Giving Yourself Permission—Here, Where We Live

by Denise Leslie, publisher of Arts Perspective magazine
Making Arts Perspective magazine happen...
My friend, Karen…creating during a visit.

A Local Reflection Inspired by Ethan Hawke’s TED Talk

Before you scroll past the video, take a moment.

Ethan Hawke’s TED Talk, Give Yourself Permission to Be Creative, isn’t a lecture about success or mastery. It’s an invitation—one that asks us to pause, breathe, and rethink what creativity truly requires—not perfection, not credentials, not an audience, but participation.

As the video plays, Hawke speaks openly about fear, doubt, and the quiet barriers that prevent people from creating at all. He reminds us that no one gives permission to make art. There is no official invitation. Creativity starts when we decide—often imperfectly—to begin anyway.

That message hits differently depending on where you live.

Here in the Four Corners, creativity doesn’t always come with labels or spotlights. It appears in everyday settings: kitchen tables, workshops, back rooms, open spaces, and community halls. It exists alongside work, family, weather, and vast landscapes. Many people here create without ever identifying as artists.

And that’s exactly who this video is for.

In Creative Voices conversations, we often hear different forms of the same hesitation: ‘I don’t do this professionally.’ ‘I’ve never shared my work.’ ‘I’m still learning.”

Hawke’s words gently dispel those doubts. Creativity, he reminds us, isn’t about being good—it’s about being honest. It’s not about outcomes—it’s about connection. Art exists because there are things we cannot say any other way.

Watch the video with that in mind.

Waiting for inspiration

Think of the songwriter who creates only for themselves. The photographer who walks the same road at different times of day, noticing the light. The painter who hasn’t displayed work in years but keeps returning to the canvas. The musician who plays for a circle of friends, or the maker whose work is valued more for usefulness than display.

None of these people waited for permission. They just kept listening to the urge to create.

Hawke describes art as a dialogue—one that links us across time, space, and experience. That idea strikes a chord here, where creativity often focuses less on fame and more on connection. Art becomes a way to stay linked—to place, to memory, to each other.

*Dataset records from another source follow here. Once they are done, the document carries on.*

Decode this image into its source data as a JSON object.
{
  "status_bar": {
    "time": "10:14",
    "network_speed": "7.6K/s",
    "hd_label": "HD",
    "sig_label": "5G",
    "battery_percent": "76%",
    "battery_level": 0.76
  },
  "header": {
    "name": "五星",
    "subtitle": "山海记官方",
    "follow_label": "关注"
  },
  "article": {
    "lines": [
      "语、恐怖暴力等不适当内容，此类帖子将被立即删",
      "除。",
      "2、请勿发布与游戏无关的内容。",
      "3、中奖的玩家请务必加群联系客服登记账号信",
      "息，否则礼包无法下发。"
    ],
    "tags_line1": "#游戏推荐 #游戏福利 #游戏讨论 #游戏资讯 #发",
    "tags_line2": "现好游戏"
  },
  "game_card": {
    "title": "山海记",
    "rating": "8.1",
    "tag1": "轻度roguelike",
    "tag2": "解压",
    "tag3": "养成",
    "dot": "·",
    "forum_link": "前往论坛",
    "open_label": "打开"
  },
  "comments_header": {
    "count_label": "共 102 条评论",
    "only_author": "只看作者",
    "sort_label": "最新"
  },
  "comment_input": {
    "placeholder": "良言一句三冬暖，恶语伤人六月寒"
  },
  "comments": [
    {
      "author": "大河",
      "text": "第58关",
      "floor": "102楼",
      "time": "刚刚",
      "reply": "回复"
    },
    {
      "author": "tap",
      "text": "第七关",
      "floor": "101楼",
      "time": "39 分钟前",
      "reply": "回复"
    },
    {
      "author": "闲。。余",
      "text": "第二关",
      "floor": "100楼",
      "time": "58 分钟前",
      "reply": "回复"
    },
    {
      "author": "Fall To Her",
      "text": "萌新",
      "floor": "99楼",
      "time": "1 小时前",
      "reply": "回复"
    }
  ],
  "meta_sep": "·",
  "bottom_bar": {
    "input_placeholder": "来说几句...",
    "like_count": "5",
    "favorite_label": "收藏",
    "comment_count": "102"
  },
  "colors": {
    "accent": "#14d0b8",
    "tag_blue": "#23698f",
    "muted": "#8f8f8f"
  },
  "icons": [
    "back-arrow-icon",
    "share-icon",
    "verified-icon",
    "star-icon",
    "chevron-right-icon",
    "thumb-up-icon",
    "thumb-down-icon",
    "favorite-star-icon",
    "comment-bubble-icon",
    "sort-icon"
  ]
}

This video is not a call for ambition. It’s a call for attention.

It asks us to remember why we create in the first place: before comparison, before metrics, before fear took over. It reminds us that doubt is not a sign to stop—it’s part of the process.

So, as you watch, think of this as a Creative Voices moment—not about Ethan Hawke, but about you.

What have you been waiting to start? What creative impulse have you pushed aside because it didn’t seem practical, polished, or “good enough”?

What could change if you stopped waiting for permission?

You don’t need a stage.
You don’t need a title.
You don’t need approval. You just need to start.